"You have made us good," greeted the leader of the Californian quartet James Hetfield, addressing the public (60,000 people Sunday evening, the majority of whom came for Metallica).

After a grandiose finale with "Master of Puppets", one of the must-sees, the singer and guitarist came on stage, all smiles, to watch the fireworks punctuating the show and an exceptional 15th edition of Hellfest with more than a title.

Firstly because the Clisson festival – a small town in the middle of the vineyards in the west of France, not far from Nantes – took place this year over two extended weekends.

That is seven days in total, 350 scheduled groups, 420,000 spectators in all, to make people forget two white seasons due to the health crisis linked to the Covid-19 pandemic.

A new format that will not be renewed, assures the boss of the event Ben Barbaud.

Then, because it's the first time that the Metallica juggernaut has performed at Hellfest.

And that the group - more than forty years of existence, members almost sixties - showed that it was still above the fray.

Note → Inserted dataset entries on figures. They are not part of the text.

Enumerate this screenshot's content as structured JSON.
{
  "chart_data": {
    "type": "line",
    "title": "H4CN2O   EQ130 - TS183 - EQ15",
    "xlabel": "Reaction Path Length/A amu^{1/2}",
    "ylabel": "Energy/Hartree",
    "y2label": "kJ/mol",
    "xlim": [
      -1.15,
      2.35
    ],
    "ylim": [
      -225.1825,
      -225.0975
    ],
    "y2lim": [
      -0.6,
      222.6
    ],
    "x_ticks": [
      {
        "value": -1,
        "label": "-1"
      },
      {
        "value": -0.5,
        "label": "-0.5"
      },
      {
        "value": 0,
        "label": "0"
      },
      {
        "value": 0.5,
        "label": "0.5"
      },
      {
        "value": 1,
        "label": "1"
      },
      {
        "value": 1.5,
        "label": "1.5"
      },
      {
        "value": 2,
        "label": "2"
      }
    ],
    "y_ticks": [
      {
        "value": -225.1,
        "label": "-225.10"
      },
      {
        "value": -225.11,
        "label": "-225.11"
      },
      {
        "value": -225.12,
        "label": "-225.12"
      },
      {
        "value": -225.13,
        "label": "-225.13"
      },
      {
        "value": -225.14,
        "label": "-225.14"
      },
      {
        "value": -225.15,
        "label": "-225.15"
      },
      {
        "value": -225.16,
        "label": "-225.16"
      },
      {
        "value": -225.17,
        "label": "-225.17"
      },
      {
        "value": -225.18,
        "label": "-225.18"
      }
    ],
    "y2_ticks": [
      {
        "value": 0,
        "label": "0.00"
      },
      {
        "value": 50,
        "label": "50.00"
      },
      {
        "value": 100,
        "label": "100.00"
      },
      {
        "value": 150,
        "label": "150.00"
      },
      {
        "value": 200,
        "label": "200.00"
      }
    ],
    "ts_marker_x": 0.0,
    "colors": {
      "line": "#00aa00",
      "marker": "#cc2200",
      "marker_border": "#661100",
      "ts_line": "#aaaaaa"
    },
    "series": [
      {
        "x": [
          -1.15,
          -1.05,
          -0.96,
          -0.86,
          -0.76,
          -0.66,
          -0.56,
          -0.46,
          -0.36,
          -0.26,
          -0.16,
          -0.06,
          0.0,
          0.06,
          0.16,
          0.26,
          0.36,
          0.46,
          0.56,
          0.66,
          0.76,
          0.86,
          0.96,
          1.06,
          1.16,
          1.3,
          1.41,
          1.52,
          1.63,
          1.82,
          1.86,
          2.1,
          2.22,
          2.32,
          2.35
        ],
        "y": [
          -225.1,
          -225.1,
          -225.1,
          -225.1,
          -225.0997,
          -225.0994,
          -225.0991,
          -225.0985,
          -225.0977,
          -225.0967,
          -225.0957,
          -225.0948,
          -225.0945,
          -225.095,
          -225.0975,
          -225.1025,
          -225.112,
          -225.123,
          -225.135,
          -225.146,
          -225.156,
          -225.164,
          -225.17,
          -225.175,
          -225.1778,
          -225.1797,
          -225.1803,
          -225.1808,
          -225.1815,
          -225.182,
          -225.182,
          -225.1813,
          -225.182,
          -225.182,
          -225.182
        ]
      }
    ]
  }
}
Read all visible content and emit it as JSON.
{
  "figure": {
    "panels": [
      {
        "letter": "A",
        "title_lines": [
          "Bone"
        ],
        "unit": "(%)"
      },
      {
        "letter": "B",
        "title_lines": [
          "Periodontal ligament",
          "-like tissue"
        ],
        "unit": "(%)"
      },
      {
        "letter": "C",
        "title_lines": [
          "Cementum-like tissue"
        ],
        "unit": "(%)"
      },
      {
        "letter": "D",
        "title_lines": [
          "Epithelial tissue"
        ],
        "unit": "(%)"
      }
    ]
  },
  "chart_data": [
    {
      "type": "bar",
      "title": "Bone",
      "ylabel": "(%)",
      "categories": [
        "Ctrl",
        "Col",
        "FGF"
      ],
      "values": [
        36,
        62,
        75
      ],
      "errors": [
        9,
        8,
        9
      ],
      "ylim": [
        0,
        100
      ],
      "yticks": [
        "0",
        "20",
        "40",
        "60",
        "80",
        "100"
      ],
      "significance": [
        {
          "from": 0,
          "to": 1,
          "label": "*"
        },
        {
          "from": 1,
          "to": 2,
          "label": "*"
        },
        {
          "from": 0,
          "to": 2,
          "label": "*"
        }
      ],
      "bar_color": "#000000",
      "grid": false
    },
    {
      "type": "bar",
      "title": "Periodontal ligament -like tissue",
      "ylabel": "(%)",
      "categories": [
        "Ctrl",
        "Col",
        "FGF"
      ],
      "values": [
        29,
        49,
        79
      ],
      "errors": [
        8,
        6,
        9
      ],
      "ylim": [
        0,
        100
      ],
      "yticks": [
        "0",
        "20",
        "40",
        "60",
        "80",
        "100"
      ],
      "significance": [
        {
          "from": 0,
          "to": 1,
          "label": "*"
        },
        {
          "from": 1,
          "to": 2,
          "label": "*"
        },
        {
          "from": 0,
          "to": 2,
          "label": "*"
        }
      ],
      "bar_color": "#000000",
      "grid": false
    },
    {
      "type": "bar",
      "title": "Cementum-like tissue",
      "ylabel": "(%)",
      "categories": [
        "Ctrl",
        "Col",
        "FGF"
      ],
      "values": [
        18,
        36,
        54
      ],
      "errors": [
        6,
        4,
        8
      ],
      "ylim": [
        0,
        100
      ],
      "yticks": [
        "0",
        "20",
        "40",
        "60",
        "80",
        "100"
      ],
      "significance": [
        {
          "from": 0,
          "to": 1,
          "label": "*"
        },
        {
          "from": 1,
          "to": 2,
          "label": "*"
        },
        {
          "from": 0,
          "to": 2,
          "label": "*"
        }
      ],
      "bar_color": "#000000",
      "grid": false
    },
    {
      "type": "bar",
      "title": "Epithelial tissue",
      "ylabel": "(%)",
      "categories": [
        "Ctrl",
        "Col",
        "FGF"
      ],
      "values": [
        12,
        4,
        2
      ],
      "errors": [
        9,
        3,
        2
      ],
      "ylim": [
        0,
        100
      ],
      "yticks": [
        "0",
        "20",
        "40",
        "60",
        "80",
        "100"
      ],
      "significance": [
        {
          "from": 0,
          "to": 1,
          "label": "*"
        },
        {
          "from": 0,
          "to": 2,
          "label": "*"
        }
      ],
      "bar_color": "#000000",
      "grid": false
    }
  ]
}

The show by veterans Guns N'Roses, who played the day before at Hellfest, seemed disjointed by comparison.

"So this is hell?"

Contrary to Axl Rose, leader of Guns N'Roses, stingy with words with the public, Hetfield, charismatic, maintains the link with the audience.

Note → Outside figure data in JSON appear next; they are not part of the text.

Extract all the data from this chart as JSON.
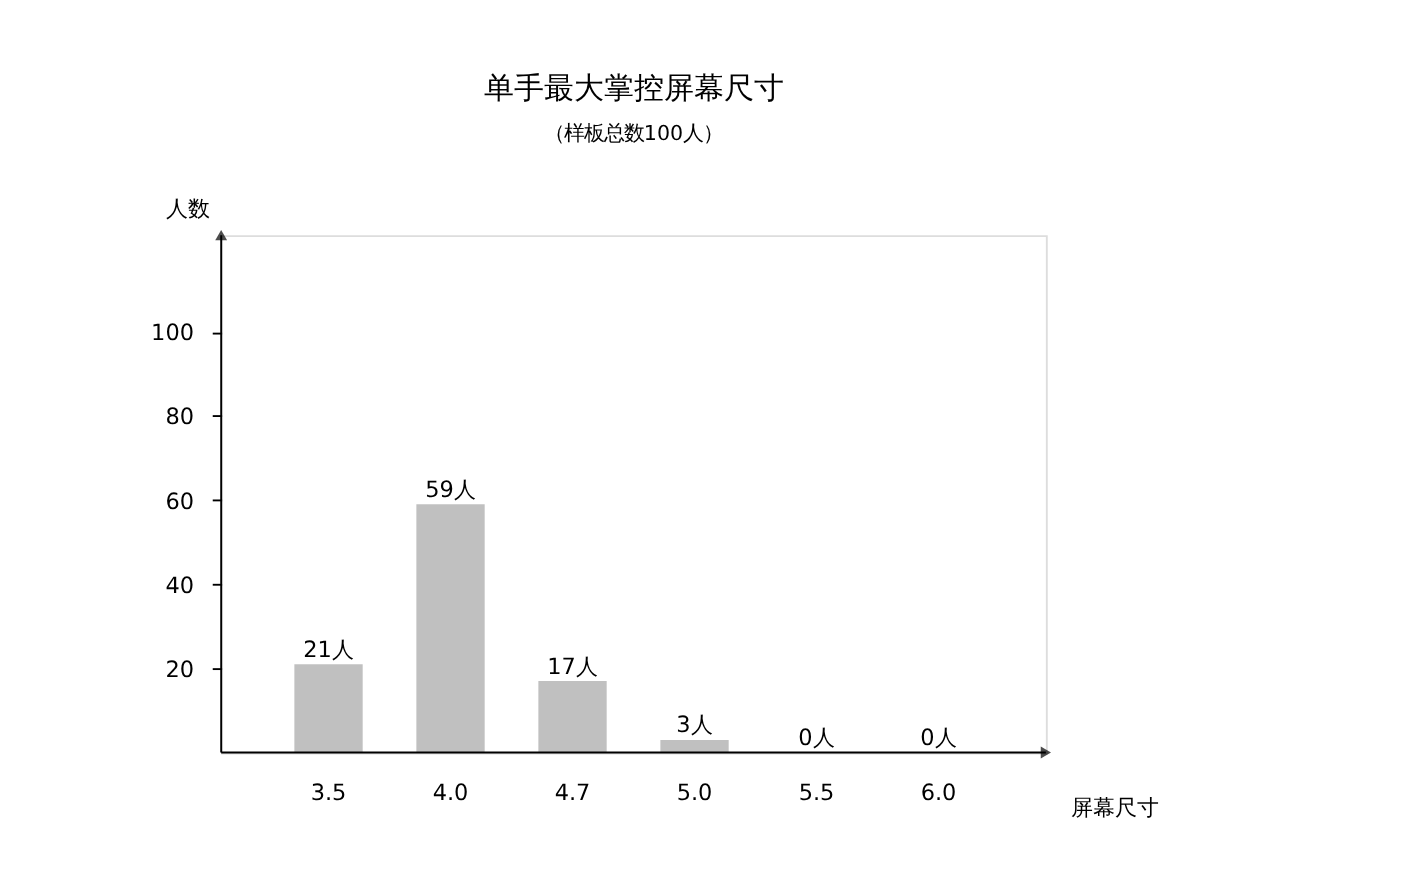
{
  "chart_data": {
    "type": "bar",
    "title": "单手最大掌控屏幕尺寸",
    "subtitle": "（样板总数100人）",
    "xlabel": "屏幕尺寸",
    "ylabel": "人数",
    "categories": [
      "3.5",
      "4.0",
      "4.7",
      "5.0",
      "5.5",
      "6.0"
    ],
    "values": [
      21,
      59,
      17,
      3,
      0,
      0
    ],
    "value_labels": [
      "21人",
      "59人",
      "17人",
      "3人",
      "0人",
      "0人"
    ],
    "color": "#c0c0c0",
    "ylim": [
      0,
      123
    ],
    "yticks": [
      20,
      40,
      60,
      80,
      100
    ],
    "grid": false
  }
}
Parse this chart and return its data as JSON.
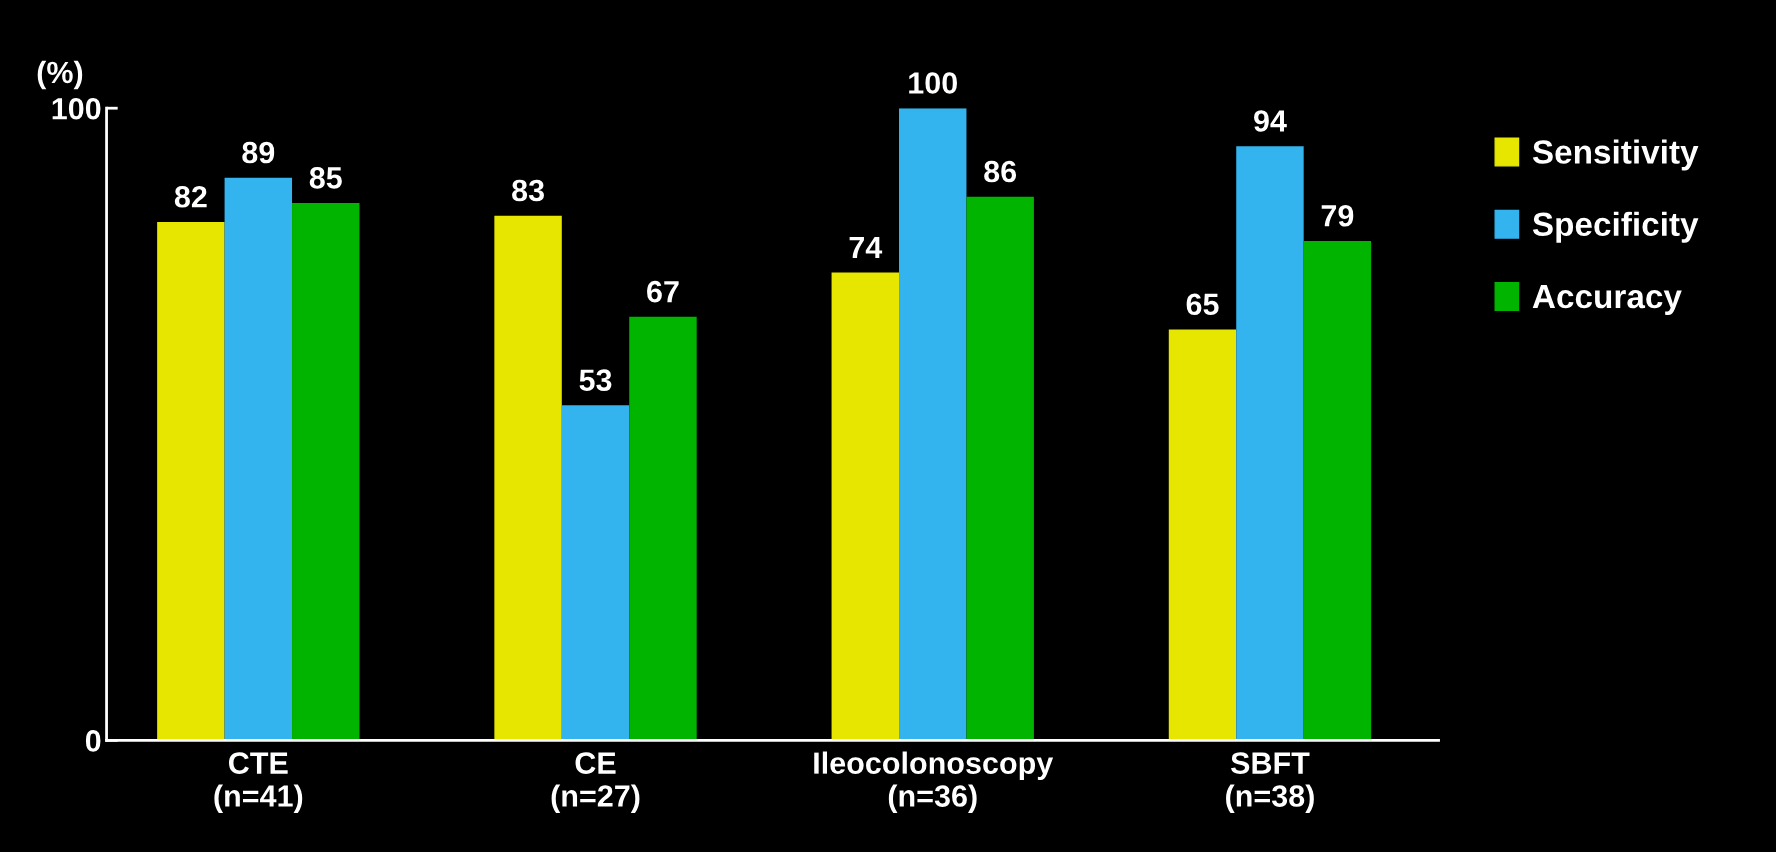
{
  "chart_data": {
    "type": "bar",
    "ylabel": "(%)",
    "categories": [
      "CTE\n(n=41)",
      "CE\n(n=27)",
      "Ileocolonoscopy\n(n=36)",
      "SBFT\n(n=38)"
    ],
    "series": [
      {
        "name": "Sensitivity",
        "color": "#e6e600",
        "values": [
          82,
          83,
          74,
          65
        ]
      },
      {
        "name": "Specificity",
        "color": "#33b4ee",
        "values": [
          89,
          53,
          100,
          94
        ]
      },
      {
        "name": "Accuracy",
        "color": "#00b400",
        "values": [
          85,
          67,
          86,
          79
        ]
      }
    ],
    "ylim": [
      0,
      100
    ],
    "yticks": [
      0,
      100
    ],
    "data_labels": true,
    "legend": "right",
    "grid": false
  }
}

Thus, after the third song, "Enter Sandman", jewel of the "Black Album" of 1991 passed in posterity, the singer launches amused: "Well, we played all our most famous songs, what we will do?"

But Metallica then rolls out other classics, such as the ballad "Nothing Else Matters", taken up in chorus by the public, the only calm piece, occurring halfway through a two-hour show.

And Hetfield to ask, "Who's seeing Metallica for the first time?".

Faced with the clamor in response, he bounces: "So welcome to the family, I hope you have done your homework and know the old albums".

Guitarist James Hetfield of the American group Metallica, at the Hellfest festival in Clisson (western France) on June 26, 2022 Sebastien SALOM-GOMIS AFP

The chorus sung by the audience to "Seek & Destroy", taken from the debut album "Kill'em all" (1983), proves that Metallica songs stand the test of time.

"So this is hell?" Asks Hetfield again at the microphone, referring to the name of the festival ("Hellfest", "Festival of hell" in English).

And to add: "Nothing to do with hell in there", pointing his index finger at his temple.

The artist has never hidden his inner torments nor the sessions on the couch of the shrink.

Soundtrack by Ennio Morricone

The show of the Americans turns out to be intense but with a welcome scenic sobriety with regard to the group which preceded them: the Swedes of Sabaton had for decoration a tank surrounded by sandbags.

Metallica does not sink into one-upmanship and remains on its basics: the art of the solo and the black nails of guitarist Kirk Hammett, the crouching playing of bassist Robert Trujillo or Lars Ulrich, drummer who gets up after a hit, like a boxer after a KO inflicted with his heavy strike.

And, before the musicians arrive on stage, the show always begins with images from the film "The good, the bad and the ugly" against the backdrop of its soundtrack composed by Ennio Morricone.

In the documentary "Ennio" (released in cinemas on July 6), signed Giuseppe Tornatore ("Cinema Paradiso") and dedicated to this genius Italian composer, Hetfield explains that Morricone is a source of inspiration.

Proof that Metallica has always seen beyond metal.

Drummer Lars Ulrich, of the American group Metallica, at the Hellfest festival in Clisson (western France) on June 26, 2022 Sebastien SALOM-GOMIS AFP

This soundtrack extract is preceded by an AC/DC title, chosen and broadcast by the group: "It's a Long Way to the Top".

"It's a long way to the top": But Metallica is well established there.